Mit dem Barabend wollen wir an die Proklamation der Antifaschistischen Aktion vor 80 Jahren erinnern. Wir, die sich nicht zuletzt durch Namen und Logo deutlich auf diese Organisierung beziehen, halten es für wichtig uns mit diesem Kampf, der sich immer gegen mehr richtete, als die bloße Abwehr der Bedrohung durch Faschist_innen, historisch zu befassen. Vor dem Hintergrund dessen, dass die Antifaschistische Aktion maßgeblich von der – spätestens seit 1928 vollständig stalinisierten – KPD initiiert wurde, kann unsere Bezugnahme auf sie als heutige Antifaschist_innen und antistalinistische Kommunist_innen jedoch immer nur eine kritische sein.
Auch wenn mensch hinterher immer schlauer ist und die Beurteilung einer historischen Situation im Nachhinein eine ganz andere Ausgangslage qua zur Verfügung stehender Kenntnisse hat, wollen wir hier einige Anmerkungen zu schwerwiegenden taktischen Fehlern der Kommunistischen Internationale (KomIntern) und der KPD im Kampf gegen den Faschismus in den 1930er Jahren anbringen, um die Tragik der Situation, in der die Antifaschistische Aktion gegründet wurde, zu verdeutlichen:
Im Leitartikel des Zentralorgans der KPD „Die Rote Fahne“ heißt es am 1. Mai 1929:
„Auf das Wellental zwischen zwei Wellen der Revolution, auf die Flaute,
die sich den ersten stürmischen Kampfjahren der Nachkriegszeit anschloß,
folgt ein neuer revolutionärer Aufstieg. Schon die ersten Signale
verkünden den grollenden Donner des künftigen proletarischen Oktobers.“
Und noch im Oktober 1932 konstatierte das Exekutivkomitee der KomIntern,
dass „der Sieg der proletarischen Revolution in Deutschland“ kurz
bevorstehe. Dies war eine gewaltige Fehleinschätzung der historischen
Tendenz, der Kräfteverhältnisse und der politischen Lage der Weimarer
Republik. Der Grund einer solchen Analyse ist wohl in dem von der
KomIntern vertretenen deterministischen Materialismus zu suchen, nachdem
das wachsende Missverhältnis von Produktivkräften und
Produktionsverhältnissen quasi automatisch die kommunistische
Weltrevolution herbeiführen müsse. Die Weltwirtschaftskrise von 1929
konnte von ihr vor diesem Hintergrund nur als ein deutliches Zeichen der
Verschärfung dieses Widerspruchs gelesen werden.

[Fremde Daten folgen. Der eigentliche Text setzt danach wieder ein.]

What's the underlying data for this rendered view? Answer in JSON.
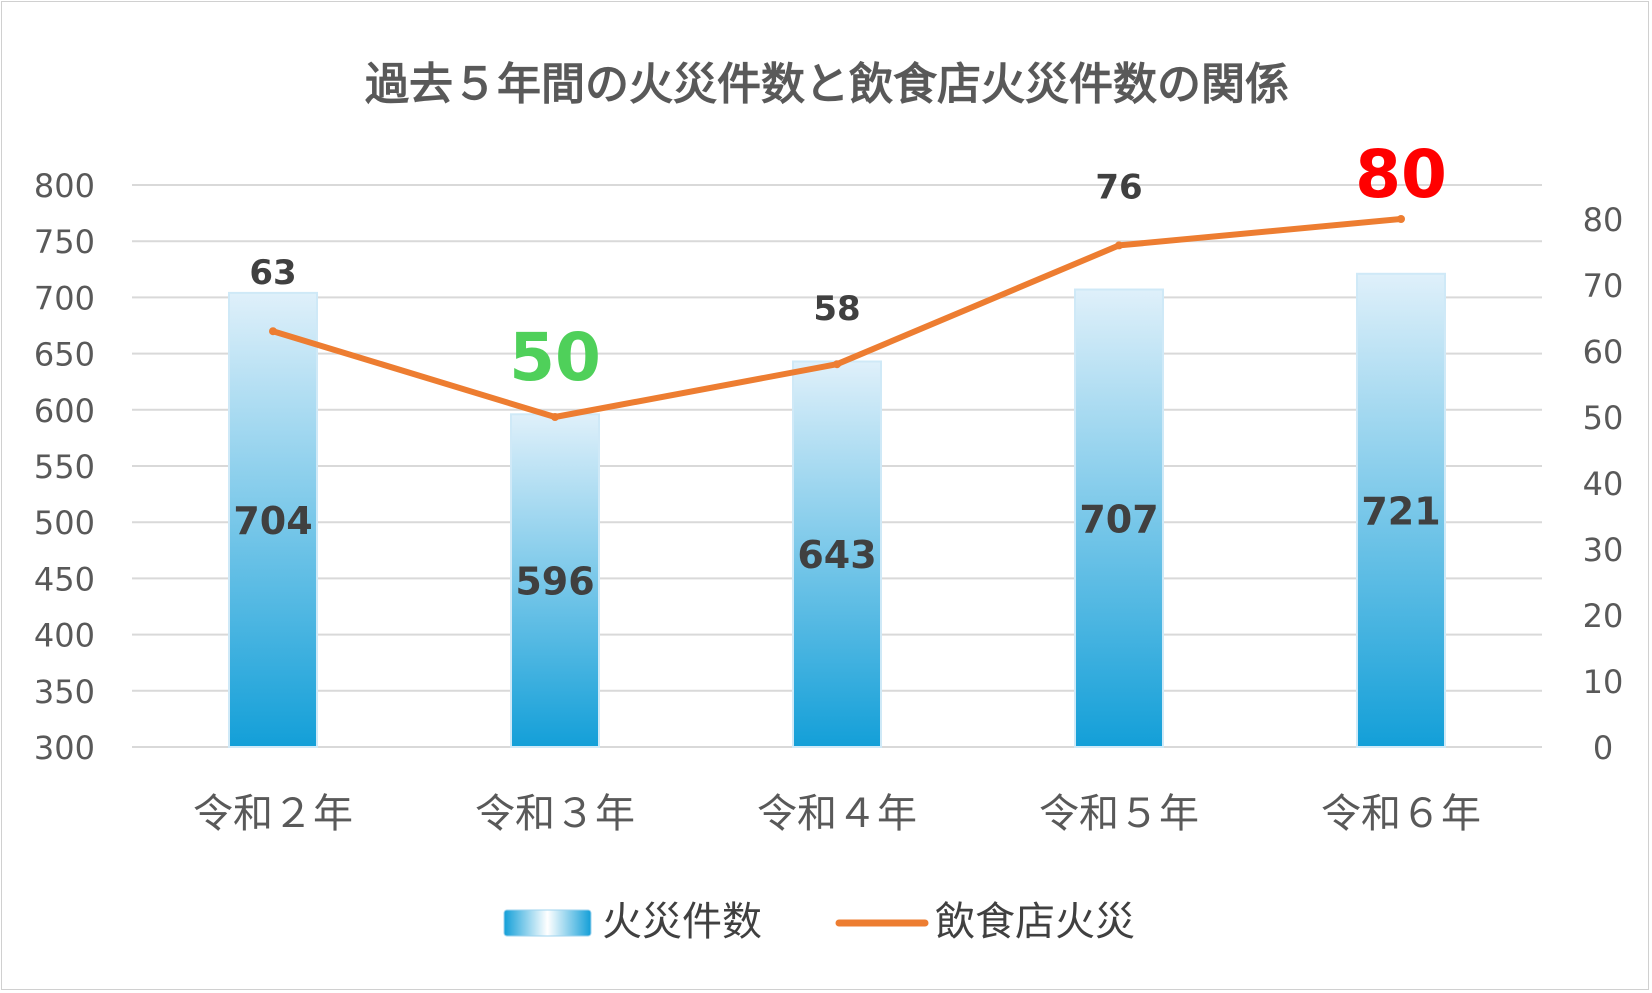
{
  "chart_data": {
    "type": "bar+line",
    "title": "過去５年間の火災件数と飲食店火災件数の関係",
    "categories": [
      "令和２年",
      "令和３年",
      "令和４年",
      "令和５年",
      "令和６年"
    ],
    "series": [
      {
        "name": "火災件数",
        "type": "bar",
        "axis": "left",
        "values": [
          704,
          596,
          643,
          707,
          721
        ],
        "labels": [
          "704",
          "596",
          "643",
          "707",
          "721"
        ],
        "color_top": "#dff0fa",
        "color_bottom": "#139fd8"
      },
      {
        "name": "飲食店火災",
        "type": "line",
        "axis": "right",
        "values": [
          63,
          50,
          58,
          76,
          80
        ],
        "labels": [
          "63",
          "50",
          "58",
          "76",
          "80"
        ],
        "color": "#ed7d31",
        "label_colors": [
          "#404040",
          "#4fd05a",
          "#404040",
          "#404040",
          "#ff0000"
        ],
        "label_emphasis": [
          false,
          true,
          false,
          false,
          true
        ]
      }
    ],
    "y_left": {
      "min": 300,
      "max": 800,
      "step": 50,
      "ticks": [
        "300",
        "350",
        "400",
        "450",
        "500",
        "550",
        "600",
        "650",
        "700",
        "750",
        "800"
      ]
    },
    "y_right": {
      "min": 0,
      "max": 85,
      "step": 10,
      "ticks": [
        "0",
        "10",
        "20",
        "30",
        "40",
        "50",
        "60",
        "70",
        "80"
      ]
    },
    "grid": true,
    "gridline_color": "#d9d9d9",
    "legend_position": "bottom"
  }
}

Dass eine solche Krise aber nicht automatisch mit einer progressiven
Bewusstseinsbildung und der Einsicht in die eigene Klassenlage der
ausgebeuteten Klassen einhergeht, wurde dabei nicht gesehen. Doch ohne
eine solche Bewusstseinsbildung können aus einer kapitalistischen
Verwertungskrise auch problemlos rassistische und antisemitische
Denkstrukturen hervorgehen. Eine Krise stellt somit ein gewaltiges
Potential für faschistische und reaktionäre Bewegungen dar.

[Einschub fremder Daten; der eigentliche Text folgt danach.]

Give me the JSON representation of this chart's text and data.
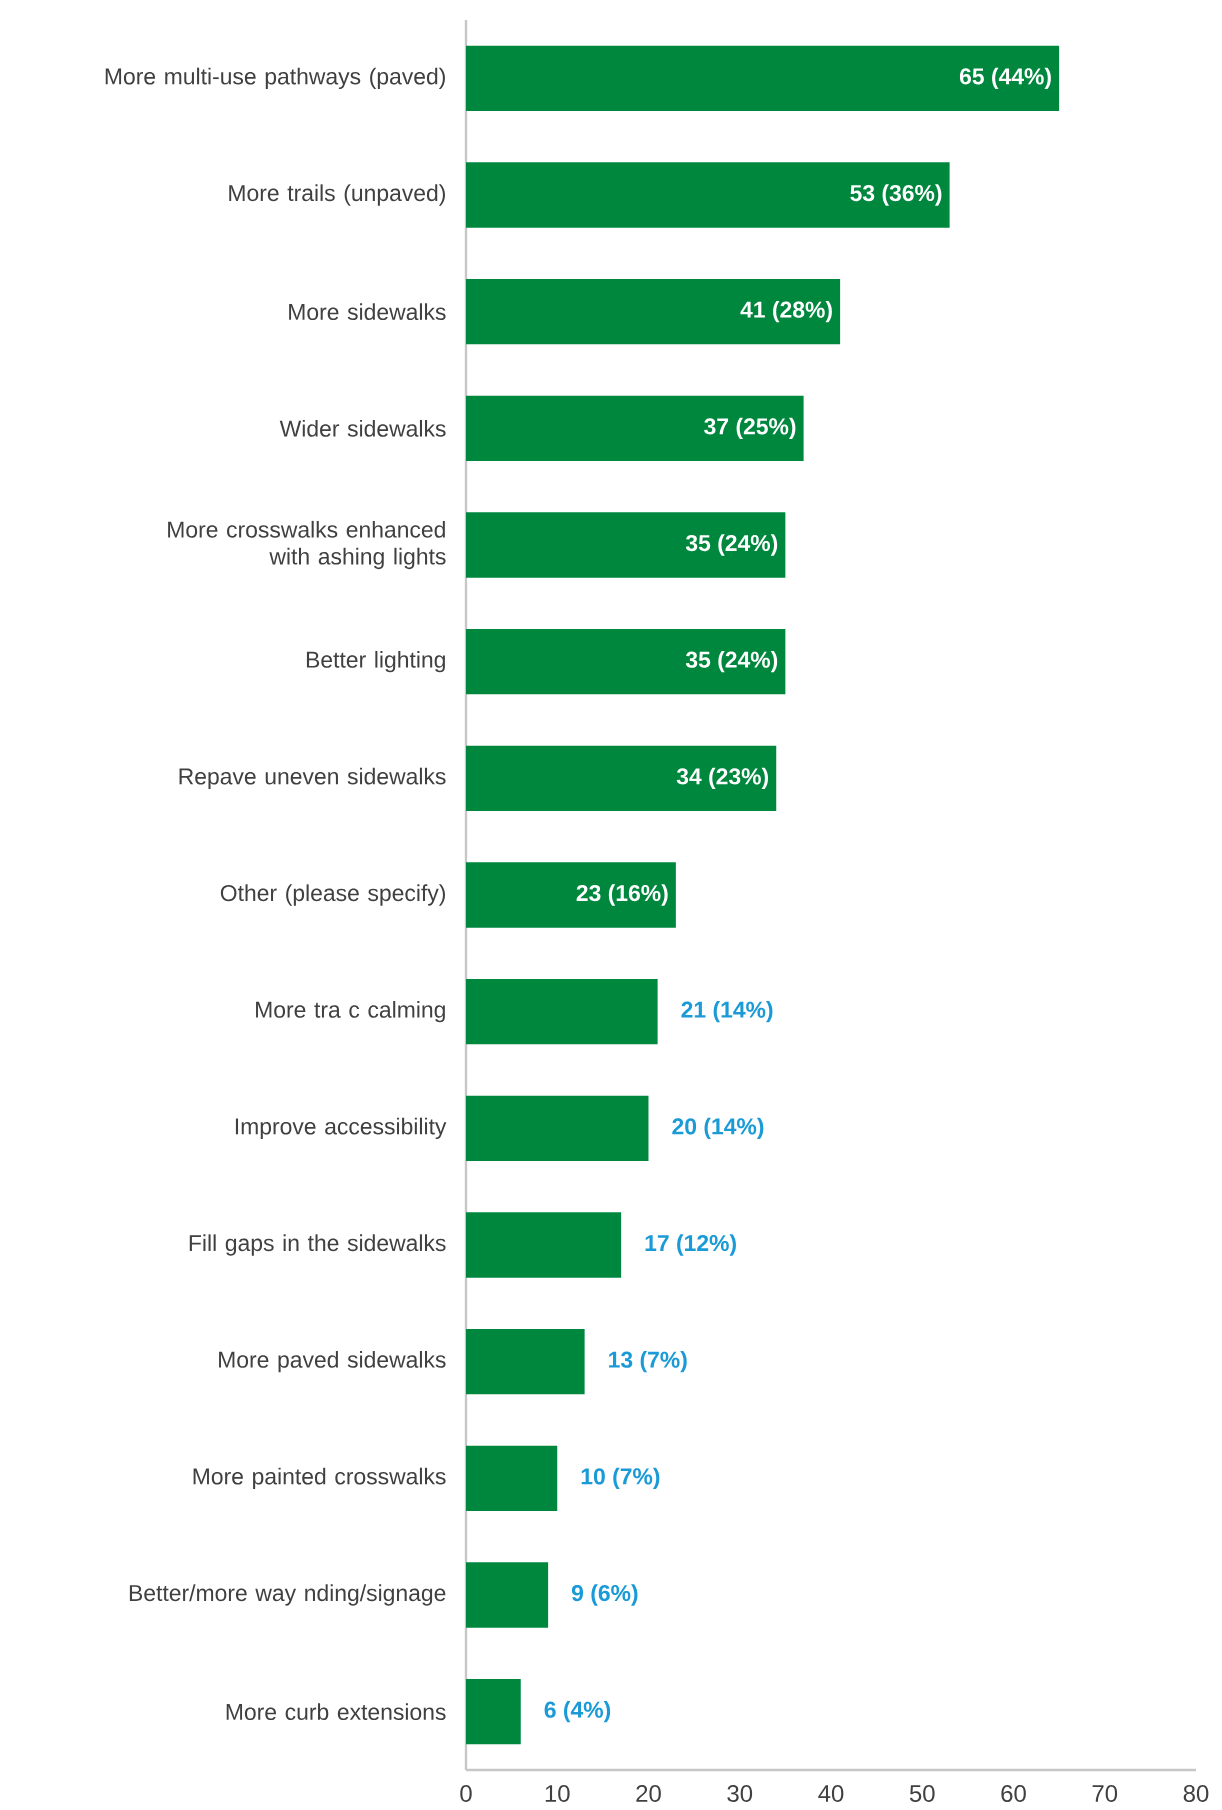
{
  "chart_data": {
    "type": "bar",
    "orientation": "horizontal",
    "color": "#00873e",
    "categories": [
      "More multi-use pathways (paved)",
      "More trails (unpaved)",
      "More sidewalks",
      "Wider sidewalks",
      "More crosswalks enhanced with  ashing lights",
      "Better lighting",
      "Repave uneven sidewalks",
      "Other (please specify)",
      "More tra c calming",
      "Improve accessibility",
      "Fill gaps in the sidewalks",
      "More paved sidewalks",
      "More painted crosswalks",
      "Better/more way nding/signage",
      "More curb extensions"
    ],
    "values": [
      65,
      53,
      41,
      37,
      35,
      35,
      34,
      23,
      21,
      20,
      17,
      13,
      10,
      9,
      6
    ],
    "value_labels": [
      "65 (44%)",
      "53 (36%)",
      "41 (28%)",
      "37 (25%)",
      "35 (24%)",
      "35 (24%)",
      "34 (23%)",
      "23 (16%)",
      "21 (14%)",
      "20 (14%)",
      "17 (12%)",
      "13 (7%)",
      "10 (7%)",
      "9 (6%)",
      "6 (4%)"
    ],
    "xlim": [
      0,
      80
    ],
    "xticks": [
      0,
      10,
      20,
      30,
      40,
      50,
      60,
      70,
      80
    ]
  }
}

Die KPD vertrat damals – ganz in der Linie der KomIntern – aber
weitestgehend eine Agententheorie des Faschismus. Sie besagt, dass die
Faschist_innen nichts als bezahlte Agent_innen des Kapitals seien, ihre
ganze Essenz wurde vom damaligen Sekretär der KomIntern Georgi Dimitroff
formuliert (die sogenannte Dimitroffformel): „Der Faschismus an der
Macht, Genossen, ist, […] die offene, terroristische Diktatur der
reaktionärsten, chauvinistischsten, am meisten imperialistischsten
Elemente des Finanzkapitals.“
Auch wenn die soziale Funktion des Faschismus eine das
Kapitalverhältniss stützende ist, wurde mit dieser Theorie der Blick auf
die Eigendynamik faschistischer Bewegungen und ihrer Anziehungskraft
vor allem auf die kleinbürgerlichen Massen, vollständig versperrt.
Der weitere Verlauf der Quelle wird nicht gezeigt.